The news came as a surprise, since the day before the number of coronavirus-related hospitalisations were reported to have risen to 918, the highest in a year. But health authorities clarified that an estimated 30%-40% of those currently in hospital and who tested positive for the coronavirus were there for reasons other than COVID-19. The number of COVID-19 patients in intensive care had already been falling steadily. Only 44 patients are now in such wards. It is a hopeful sign that the endemic phase of the pandemic might have been reached.
The governmental press release, following a recommendation from the Epidemic Commission, declared that COVID-19 “should no longer be categorized as a socially critical disease” after January 31st, 2022.

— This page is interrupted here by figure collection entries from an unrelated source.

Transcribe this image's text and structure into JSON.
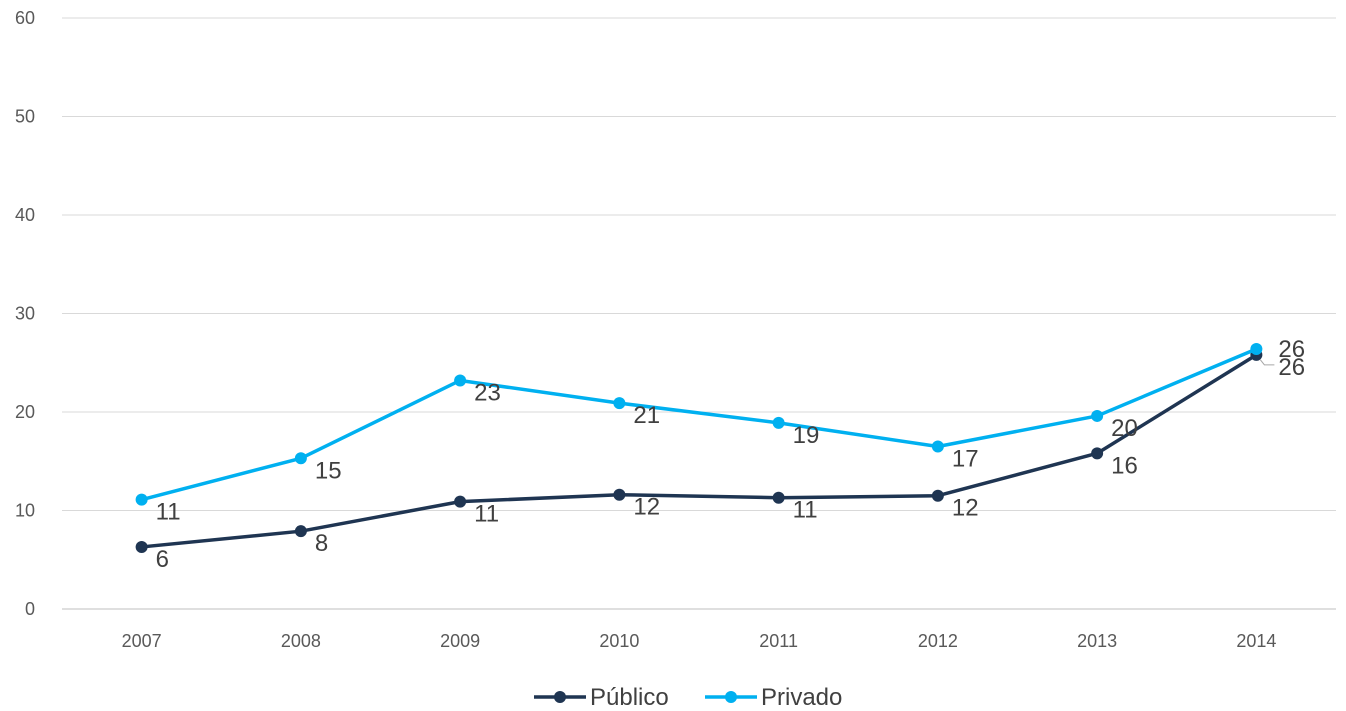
{
  "chart_data": {
    "type": "line",
    "x": [
      "2007",
      "2008",
      "2009",
      "2010",
      "2011",
      "2012",
      "2013",
      "2014"
    ],
    "series": [
      {
        "name": "Público",
        "color": "#1f3552",
        "values": [
          6.3,
          7.9,
          10.9,
          11.6,
          11.3,
          11.5,
          15.8,
          25.8
        ],
        "labels": [
          "6",
          "8",
          "11",
          "12",
          "11",
          "12",
          "16",
          "26"
        ]
      },
      {
        "name": "Privado",
        "color": "#00b0f0",
        "values": [
          11.1,
          15.3,
          23.2,
          20.9,
          18.9,
          16.5,
          19.6,
          26.4
        ],
        "labels": [
          "11",
          "15",
          "23",
          "21",
          "19",
          "17",
          "20",
          "26"
        ]
      }
    ],
    "yticks": [
      "0",
      "10",
      "20",
      "30",
      "40",
      "50",
      "60"
    ],
    "ylim": [
      0,
      60
    ],
    "grid": true,
    "legend_position": "bottom",
    "title": "",
    "xlabel": "",
    "ylabel": ""
  }
}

If approved by the Danish Parliament, the only rules remaining will be those that cover testing and isolation upon entry to Denmark, which will stay in place for another four weeks. Nightclubs will be able to reopen and restaurants will be able to serve alcohol after 10 p.m. Vaccine passes will no longer be needed to gain entry into any public space. On public transport, commuters will not be required to wear face masks, and shops can lift limits on the maximum number of customers allowed in at the same time. The government will only recommend mask use in hospitals, health care facilities, and homes for the elderly.
At Wednesday’s press conference, Danish Prime Minister Mette Frederiksen announced that “we say goodbye to the restrictions and welcome the life we knew before the pandemic,” adding that “as of February 1st, Denmark will be open.”
“It may seem strange that we want to remove restrictions given the high infection rates,” she explained, “but fewer people have become seriously ill.”
Even Austria, who only recently had passed a bill making vaccination mandatory, has made concessions. Its lockdown for those not vaccinated against the coronavirus, which forbade them from leaving their homes except for a limited number of reasons such as shopping for essentials or working, will end on Monday. It had been instituted since November 15th.
The government arrived at the decision because pressure on hospitals had eased, it said on Wednesday. The unvaccinated will however still be barred from taking part in most leisure activities, which include eating in restaurants or shopping for non-essential items. While Austria’s vaccination rate is now at a comfortable 74.34%, its experts seek to reach the 90% mark.